Les demandeurs font exposer que Madame …, ressortissante communautaire de nationalité portugaise, résiderait régulièrement au Luxembourg et y travaillerait pour un salaire mensuel brut d'environ 1.250,- € et qu'elle aurait vécu maritalement depuis le mois d'août 2003 avec son fiancé Monsieur …, le mariage ayant été prévu pour fin mars 2004 et les futurs époux ayant suivi la procédure administrative préalable au mariage. En date du 5 mars 2004, Monsieur … aurait été arrêté par les services de police lesquels, après avoir constaté sa situation de séjour irrégulier, ont procédé le 5 mars 2004 sur décision du ministre de la Justice à son placement au Centre de séjour provisoire pour étrangers en situation irrégulière, sa libération n’étant intervenue que suite à l’ordonnance présidentielle prévisée du 17 mars 2004.

Les demandeurs reprochent au ministre le non-respect de l’article 8 de la Convention européenne des droits de l’homme et des libertés fondamentales en se prévalant d’une vie familiale effective et ininterrompue qui aurait existé entre eux-mêmes depuis août 2003 du fait de leur cohabitation et des préparatifs de leur mariage prévu pour le mois de mars 2004.

Ils soutiennent que la décision de refoulement déférée constituerait une ingérence injustifiée dans leur vie familiale, étant donné que son exécution entraînerait une rupture difficilement supportable et qu’il existerait des obstacles légitimes pour eux de s’installer dans un autre pays dans la mesure où la quasi-totalité des membres de leurs familles respectives résideraient légalement au Luxembourg et où Madame … résiderait régulièrement sur le territoire luxembourgeois en sa qualité de ressortissante communautaire et y disposerait d’un travail régulier rémunéré permettant de subvenir aux besoins du ménage commun. Ils font valoir que la notion de vie familiale serait dotée d’un contenu propre, qu’elle viserait également un lien de fait réel et suffisamment étroit entre les personnes concernées et qu’elle ne présupposerait pas nécessairement le mariage.

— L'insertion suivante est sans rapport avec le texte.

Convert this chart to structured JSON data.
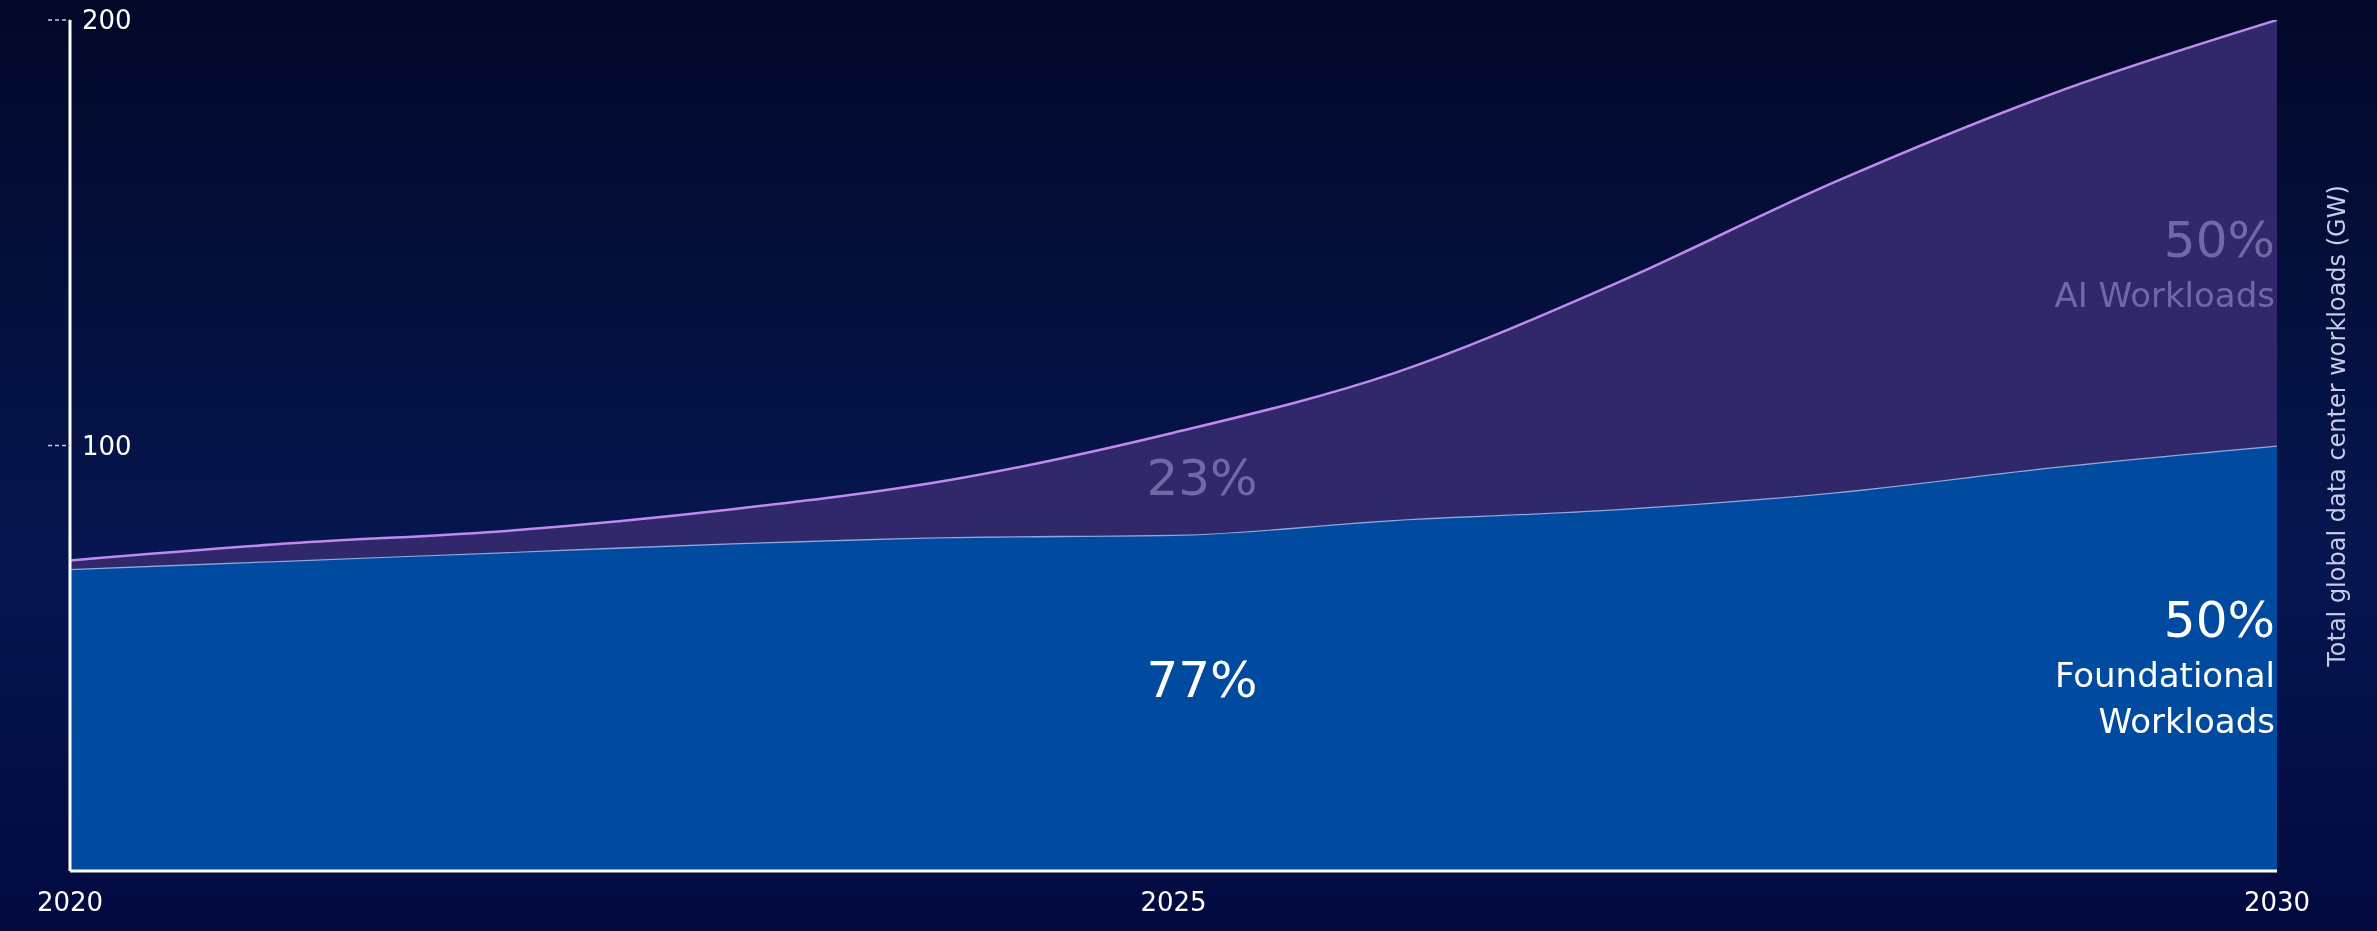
{
  "chart_data": {
    "type": "area",
    "stacked": true,
    "ylabel": "Total global data center workloads (GW)",
    "x": [
      2020,
      2021,
      2022,
      2023,
      2024,
      2025,
      2026,
      2027,
      2028,
      2029,
      2030
    ],
    "series": [
      {
        "name": "Foundational Workloads",
        "color": "#004a9f",
        "values": [
          71,
          73,
          75,
          77,
          78.5,
          79,
          82.5,
          85,
          89,
          95,
          100
        ]
      },
      {
        "name": "AI Workloads",
        "color": "#30286a",
        "values": [
          2,
          4,
          5,
          8,
          13.5,
          24,
          34.5,
          53,
          73,
          88,
          100
        ]
      }
    ],
    "xlim": [
      2020,
      2030
    ],
    "xticks": [
      2020,
      2025,
      2030
    ],
    "ylim": [
      0,
      200
    ],
    "yticks": [
      100,
      200
    ],
    "grid": false,
    "legend": false,
    "annotations": [
      "23%",
      "77%",
      "50%",
      "50%"
    ]
  }
}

Alors même que le recours sous analyse a été communiqué au délégué du gouvernement par courrier du 17 mars 2004, l’Etat n’a pas déposé de mémoire en réponse.

Il ressort de l’arrêté ministériel du 5 mars 2004 ordonnant le placement de Monsieur …, pris en exécution de la décision implicite de refoulement attaquée, que celle-ci est fondée sur les motifs du défaut de visa dans le chef de Monsieur …, du défaut de moyens d’existence personnels légalement acquis à sa disposition et de son séjour irrégulier au pays.

Or, les demandeurs ne contestent pas la réalité et le bien-fondé de ces motifs à la base de la décision attaquée, de manière que le tribunal est amené à les considérer comme constants en cause.

L’article 8 de la de la Convention européenne des droits de l’homme et des libertés fondamentales, dont les demandeurs se prévalent pour contester la validité de la décision de refoulement litigieuse, dispose que :

« 1) Toute personne a droit au respect de sa vie privée et familiale, de son domicile et de sa correspondance.

2) Il ne peut y avoir ingérence d’une autorité publique dans l’exercice de ce droit que pour autant que cette ingérence est prévue par la loi et qu’elle constitue une mesure qui, dans une société démocratique, est nécessaire à la sécurité nationale, à la sûreté publique, au bien-être économique du pays, à la défense de l’ordre et à la protection de la santé ou de la morale, ou à la protection des droits et libertés d’autrui ».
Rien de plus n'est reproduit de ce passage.